DATAで見るケータイ業界

DX化で注目される携帯会社の法人事業の行方

 最近、携帯会社の事業展開において、スマートライフといった新領域と並んで注目を集めているのが「法人市場」だ。今回は、「法人市場」のこれまでの大枠の流れや各社の状況について取り上げていきたい。

 携帯大手3社の法人事業の売上を整理したのが下記のグラフである。

グラフ:携帯各社の「法人事業」の売上比較(2021年度)
NTTドコモグループの数値は、いずれもNTTドコモ・NTTコミュニケーションズ・NTTコムウェアの合算値
出典:各社IRデータからMCA作成

 全体の売上に対する法人事業の割合ではソフトバンクが12.6%、KDDIが19.1%、NTTドコモグループが29.3%とそれぞれ10%前後の開きがみられる。

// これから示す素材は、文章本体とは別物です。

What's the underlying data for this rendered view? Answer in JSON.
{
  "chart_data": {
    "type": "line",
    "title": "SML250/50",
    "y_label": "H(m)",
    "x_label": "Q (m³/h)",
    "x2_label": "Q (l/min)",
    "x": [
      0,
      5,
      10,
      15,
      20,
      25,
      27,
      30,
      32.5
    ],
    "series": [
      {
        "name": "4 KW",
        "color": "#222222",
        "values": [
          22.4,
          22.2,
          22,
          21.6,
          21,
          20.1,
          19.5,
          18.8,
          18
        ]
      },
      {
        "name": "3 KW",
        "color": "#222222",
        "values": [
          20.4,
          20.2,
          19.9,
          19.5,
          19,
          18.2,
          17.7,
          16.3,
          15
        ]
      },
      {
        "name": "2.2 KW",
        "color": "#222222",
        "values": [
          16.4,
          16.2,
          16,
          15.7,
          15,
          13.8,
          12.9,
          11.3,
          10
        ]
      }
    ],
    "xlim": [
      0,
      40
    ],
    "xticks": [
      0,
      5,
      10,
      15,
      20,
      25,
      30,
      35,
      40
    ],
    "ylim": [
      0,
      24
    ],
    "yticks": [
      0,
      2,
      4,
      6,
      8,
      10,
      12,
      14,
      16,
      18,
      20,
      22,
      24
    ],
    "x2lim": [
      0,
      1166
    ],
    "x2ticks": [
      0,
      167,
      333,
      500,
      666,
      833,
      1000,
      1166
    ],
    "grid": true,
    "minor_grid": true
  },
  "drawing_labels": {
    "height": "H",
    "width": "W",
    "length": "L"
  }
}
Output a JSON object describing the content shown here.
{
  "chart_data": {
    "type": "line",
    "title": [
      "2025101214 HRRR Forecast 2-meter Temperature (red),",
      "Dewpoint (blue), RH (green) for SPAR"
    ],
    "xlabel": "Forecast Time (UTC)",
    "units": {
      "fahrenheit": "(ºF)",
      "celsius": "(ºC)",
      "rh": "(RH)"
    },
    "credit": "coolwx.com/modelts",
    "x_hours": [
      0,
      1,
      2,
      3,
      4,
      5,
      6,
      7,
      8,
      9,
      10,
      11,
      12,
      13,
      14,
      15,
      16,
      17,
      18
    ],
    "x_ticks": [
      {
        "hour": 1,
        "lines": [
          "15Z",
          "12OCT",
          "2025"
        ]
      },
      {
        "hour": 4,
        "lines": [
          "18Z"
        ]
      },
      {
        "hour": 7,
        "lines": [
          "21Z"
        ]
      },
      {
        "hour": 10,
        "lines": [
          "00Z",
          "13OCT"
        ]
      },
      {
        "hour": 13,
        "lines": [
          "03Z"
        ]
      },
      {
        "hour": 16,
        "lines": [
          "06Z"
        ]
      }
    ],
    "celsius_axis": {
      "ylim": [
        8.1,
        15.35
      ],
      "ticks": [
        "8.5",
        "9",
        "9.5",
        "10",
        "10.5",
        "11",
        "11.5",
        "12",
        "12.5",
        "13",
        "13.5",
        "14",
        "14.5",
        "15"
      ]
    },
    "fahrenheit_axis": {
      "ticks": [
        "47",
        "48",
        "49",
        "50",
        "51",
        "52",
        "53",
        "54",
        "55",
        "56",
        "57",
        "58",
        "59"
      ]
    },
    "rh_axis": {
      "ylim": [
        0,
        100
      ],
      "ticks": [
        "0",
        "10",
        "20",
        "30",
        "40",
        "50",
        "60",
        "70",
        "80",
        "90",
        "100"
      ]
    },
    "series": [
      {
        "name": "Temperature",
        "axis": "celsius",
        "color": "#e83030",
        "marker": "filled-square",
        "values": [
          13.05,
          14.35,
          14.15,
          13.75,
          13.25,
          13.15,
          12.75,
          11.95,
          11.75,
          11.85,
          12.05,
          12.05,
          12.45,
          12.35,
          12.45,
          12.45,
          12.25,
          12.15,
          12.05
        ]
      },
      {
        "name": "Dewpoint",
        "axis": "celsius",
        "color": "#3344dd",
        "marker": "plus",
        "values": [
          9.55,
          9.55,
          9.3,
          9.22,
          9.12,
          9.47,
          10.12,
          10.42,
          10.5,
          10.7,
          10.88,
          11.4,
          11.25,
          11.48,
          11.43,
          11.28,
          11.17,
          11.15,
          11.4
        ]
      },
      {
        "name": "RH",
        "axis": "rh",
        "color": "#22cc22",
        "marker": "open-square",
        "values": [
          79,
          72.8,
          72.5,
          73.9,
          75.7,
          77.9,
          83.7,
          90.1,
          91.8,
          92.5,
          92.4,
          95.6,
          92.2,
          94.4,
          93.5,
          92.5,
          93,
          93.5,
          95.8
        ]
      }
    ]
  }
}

 NTTドコモグループについては、ドコモ単独ではなく、NTTコミュニケーションズ、NTTコムウェアを含んだ数字であることが大きく影響している。決算ではNTTドコモ単独の法人事業については開示されていないが、弊社ではNTTドコモ単独の売上(4兆7138億円)の15%弱のレベルではないかと推計している。

5Gで成長狙う

 これまで携帯会社の法人部門は、一部大手企業向けにガラケーやIoT(当時はM2M)の導入を推進するため設置され、花形のコンシューマー部門と比較すると、相対的に存在感が低かった。

 そもそも法人市場は、今でいうBtoB(BtoBtoX含む)であり、コンシューマーとは商慣習が異なっている。

 代表的なのが相対契約だ。個々の企業ごとに1対1で通信契約を行うというもので、コンシューマー向けに提供されていている標準料金プランとは一線を画している。また、携帯会社によって取り組みの強弱はあるものの、法人では端末のレンタル契約の割合が多くを占めている点も大きな特徴だろう。

 市場的には、先行するドコモやKDDIを後発のソフトバンクが追い上げる構図が続き、2015年にはソフトバンクがソフトバンクテレコムを一体化することで組織を強化したのに対し、KDDIは2011年に「KDDIまとめてオフィス」を、ドコモは2014年にドコモCSという子会社をそれぞれ設立し、中小企業向け層を別会社として切り出すことで、事業の効率化を図ってきた。

 企業規模による導入状況では、従業員が多い大企業や中堅企業では、携帯会社1社独占というのは少なく、企業内シェアの奪い合いというケースが多いのに対し、規模が小さい中小企業はオセロのようなひっくり返し合いが、日常的に繰り広げられている。

 最近は、5Gの普及とともにDX(デジタルトランスフォーメーション)化がバズワードのように注目を集めている。

 これは、顧客企業の総務部や情報システム部に行って回線を売っていた営業スタイルから、経営企画や商品開発など顧客企業のコア事業に通信をビルトインすることで、顧客企業の業務効率化や自動化、収益拡大をいかに実現させるかという『変革』を携帯会社に迫っている。

 携帯会社の法人事業が顧客企業にとってコストプッシュではなく、収益貢献に寄与できるような存在になれるのか。それいかんによって、今後の成長カーブが大きく変化していくこととなりそうだ。